Tunneling probability depends strongly on initial populations and phases.

Asymmetry in sensitivity of tunneling to nonlinearity affects experimental outcomes.

The two-band model agrees with the nonlinear Landau-Zener model when only one band is initially populated.

Abstract

We derive a two-band finite-dimensional model for description of the condensate tunneling in an accelerating optical lattice, taking into account the fine Bloch band structure. The model reveals a very strong dependence of the final band populations on the initial populations and phases. Most importantly, additionally to the known asymmetric dependence on the nonlinearity, there is also a notable asymmetry in the sensitivity of the tunneling probability to the nonliearity-induced initial population of the Bloch band to which the tunneling takes place.

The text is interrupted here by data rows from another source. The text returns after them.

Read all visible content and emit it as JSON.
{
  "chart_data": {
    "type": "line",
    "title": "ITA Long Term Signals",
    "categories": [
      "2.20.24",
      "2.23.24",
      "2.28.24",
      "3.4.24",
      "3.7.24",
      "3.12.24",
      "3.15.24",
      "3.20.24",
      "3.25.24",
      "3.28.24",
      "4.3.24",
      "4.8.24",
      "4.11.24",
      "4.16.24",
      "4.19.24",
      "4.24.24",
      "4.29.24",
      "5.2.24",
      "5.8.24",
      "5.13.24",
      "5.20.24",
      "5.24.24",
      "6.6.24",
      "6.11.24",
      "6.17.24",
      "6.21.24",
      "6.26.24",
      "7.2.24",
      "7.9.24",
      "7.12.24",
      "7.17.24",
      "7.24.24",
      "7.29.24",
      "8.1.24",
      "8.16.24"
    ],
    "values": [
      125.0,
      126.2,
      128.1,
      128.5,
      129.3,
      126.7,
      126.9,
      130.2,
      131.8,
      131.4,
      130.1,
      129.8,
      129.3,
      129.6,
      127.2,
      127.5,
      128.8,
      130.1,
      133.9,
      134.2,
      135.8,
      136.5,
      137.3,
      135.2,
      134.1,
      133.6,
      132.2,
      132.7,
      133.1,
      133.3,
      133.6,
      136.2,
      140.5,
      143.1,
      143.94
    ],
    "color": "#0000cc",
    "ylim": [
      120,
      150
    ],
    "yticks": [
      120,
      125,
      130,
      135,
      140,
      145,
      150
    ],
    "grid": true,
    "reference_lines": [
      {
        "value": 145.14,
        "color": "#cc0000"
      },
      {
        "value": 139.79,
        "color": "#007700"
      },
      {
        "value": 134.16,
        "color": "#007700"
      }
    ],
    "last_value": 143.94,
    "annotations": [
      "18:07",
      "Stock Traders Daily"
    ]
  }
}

This fact can explain the experimentally observed unexpected independence of the upper-to-lower tunneling probablity on the nonlinearity. Finally, we compare the predictions of the two-band model with that of the well-known nonlinear Landau-Zener model and find disagreement when the two bands are initially populated. The disagreement can be qualitative and reveals itself even for a negligible nonlinearity. However, the two models agree remarkably well if just one band is populated initially.